Christian_Dahlqvist · August 8, 2018, 11:05am

You have far too many shards for a cluster that size. Read this blog post for some guidance on shards and sharding practices.

mahmoud_moharam · August 8, 2018, 11:27am

thanks for reply @Christian_Dahlqvist , so now I know that I had too many shards , is there any solution to avoid this deadly time when recover or even a solution to re-shard the cluster ??

Christian_Dahlqvist · August 8, 2018, 11:31am

With that number of shards I am surprised your cluster is running at all. I think it may be the largest shard count I have ever seen for a single node. As you only have 1 node your replicas will never allocate, so it seems fine, at least from that perspective.

mahmoud_moharam · August 8, 2018, 11:47am

so , is there anyway to avoid this single point of failure , to avoid cluster failure and took 12 hours to recover , such as adding new nodes ?

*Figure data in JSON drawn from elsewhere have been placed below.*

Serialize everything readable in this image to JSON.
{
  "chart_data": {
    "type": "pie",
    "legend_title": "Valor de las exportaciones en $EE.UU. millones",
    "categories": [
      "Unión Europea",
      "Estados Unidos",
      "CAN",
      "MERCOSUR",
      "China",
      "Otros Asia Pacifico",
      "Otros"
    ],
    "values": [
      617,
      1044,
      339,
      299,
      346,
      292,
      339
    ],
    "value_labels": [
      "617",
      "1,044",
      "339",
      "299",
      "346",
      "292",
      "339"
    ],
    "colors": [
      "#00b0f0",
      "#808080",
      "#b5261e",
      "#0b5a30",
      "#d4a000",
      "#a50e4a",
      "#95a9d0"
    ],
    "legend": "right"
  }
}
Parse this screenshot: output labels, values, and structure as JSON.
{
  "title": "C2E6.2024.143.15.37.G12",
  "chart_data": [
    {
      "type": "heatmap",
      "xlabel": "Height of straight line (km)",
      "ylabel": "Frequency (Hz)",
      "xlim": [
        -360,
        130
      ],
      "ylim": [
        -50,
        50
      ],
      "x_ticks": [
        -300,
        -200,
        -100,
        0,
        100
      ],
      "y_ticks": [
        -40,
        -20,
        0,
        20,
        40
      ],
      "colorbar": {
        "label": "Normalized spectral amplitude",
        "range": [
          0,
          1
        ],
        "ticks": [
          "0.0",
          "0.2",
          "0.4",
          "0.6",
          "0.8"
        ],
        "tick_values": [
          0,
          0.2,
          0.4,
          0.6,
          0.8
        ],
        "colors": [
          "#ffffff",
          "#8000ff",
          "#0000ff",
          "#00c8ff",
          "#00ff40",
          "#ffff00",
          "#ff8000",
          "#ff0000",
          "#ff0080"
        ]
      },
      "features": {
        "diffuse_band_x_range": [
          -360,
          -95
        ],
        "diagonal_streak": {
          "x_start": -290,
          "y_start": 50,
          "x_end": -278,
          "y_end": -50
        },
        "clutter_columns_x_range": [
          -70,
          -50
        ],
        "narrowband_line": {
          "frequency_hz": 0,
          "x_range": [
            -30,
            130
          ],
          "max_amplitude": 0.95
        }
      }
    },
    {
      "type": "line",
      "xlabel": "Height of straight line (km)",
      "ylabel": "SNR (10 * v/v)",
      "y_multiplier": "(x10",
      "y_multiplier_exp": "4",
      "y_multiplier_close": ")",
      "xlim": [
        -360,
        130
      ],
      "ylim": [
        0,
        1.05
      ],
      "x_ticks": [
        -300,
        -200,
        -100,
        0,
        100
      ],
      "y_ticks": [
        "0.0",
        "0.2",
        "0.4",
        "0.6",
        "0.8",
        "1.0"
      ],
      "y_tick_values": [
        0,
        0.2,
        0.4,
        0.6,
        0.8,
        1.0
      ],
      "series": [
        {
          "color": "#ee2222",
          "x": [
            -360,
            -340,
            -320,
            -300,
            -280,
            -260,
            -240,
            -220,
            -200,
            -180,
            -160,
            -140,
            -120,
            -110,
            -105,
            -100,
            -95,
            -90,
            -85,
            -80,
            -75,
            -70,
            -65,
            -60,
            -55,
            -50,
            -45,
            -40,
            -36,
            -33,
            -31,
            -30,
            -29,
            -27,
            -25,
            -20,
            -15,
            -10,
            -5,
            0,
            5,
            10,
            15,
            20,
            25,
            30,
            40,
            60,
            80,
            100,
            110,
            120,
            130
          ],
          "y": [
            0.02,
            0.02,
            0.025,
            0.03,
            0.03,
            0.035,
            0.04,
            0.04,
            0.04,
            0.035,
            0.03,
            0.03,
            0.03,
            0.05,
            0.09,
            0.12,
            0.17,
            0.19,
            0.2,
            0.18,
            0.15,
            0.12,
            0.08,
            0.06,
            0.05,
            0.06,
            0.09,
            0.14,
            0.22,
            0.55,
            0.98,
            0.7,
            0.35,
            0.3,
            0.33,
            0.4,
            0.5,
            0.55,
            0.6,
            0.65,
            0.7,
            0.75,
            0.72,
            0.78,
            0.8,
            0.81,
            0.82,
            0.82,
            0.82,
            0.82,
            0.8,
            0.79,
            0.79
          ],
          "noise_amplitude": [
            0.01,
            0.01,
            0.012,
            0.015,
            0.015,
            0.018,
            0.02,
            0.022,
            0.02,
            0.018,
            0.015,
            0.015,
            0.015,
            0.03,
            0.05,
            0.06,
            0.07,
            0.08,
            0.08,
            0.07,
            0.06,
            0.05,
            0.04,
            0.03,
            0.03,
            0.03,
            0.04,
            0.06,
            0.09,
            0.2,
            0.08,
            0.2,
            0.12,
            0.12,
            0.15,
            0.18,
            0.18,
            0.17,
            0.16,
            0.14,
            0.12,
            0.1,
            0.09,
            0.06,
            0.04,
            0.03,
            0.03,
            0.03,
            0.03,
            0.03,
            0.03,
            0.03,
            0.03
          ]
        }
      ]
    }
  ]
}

Christian_Dahlqvist · August 8, 2018, 12:53pm

Adding nodes may help and provide some temporary relief, but I am quite sure you will still need to change your sharding practices.

mahmoud_moharam · August 8, 2018, 12:56pm

ok thanks for your kind help , so If I decide to sharding again what is the best options ?

Christian_Dahlqvist · August 8, 2018, 12:57pm

As outlined in the blog I linked to, try to make sure you have quite large shards as having lots of small indices and shards is very inefficient.

system · September 5, 2018, 12:57pm

This topic was automatically closed 28 days after the last reply. New replies are no longer allowed.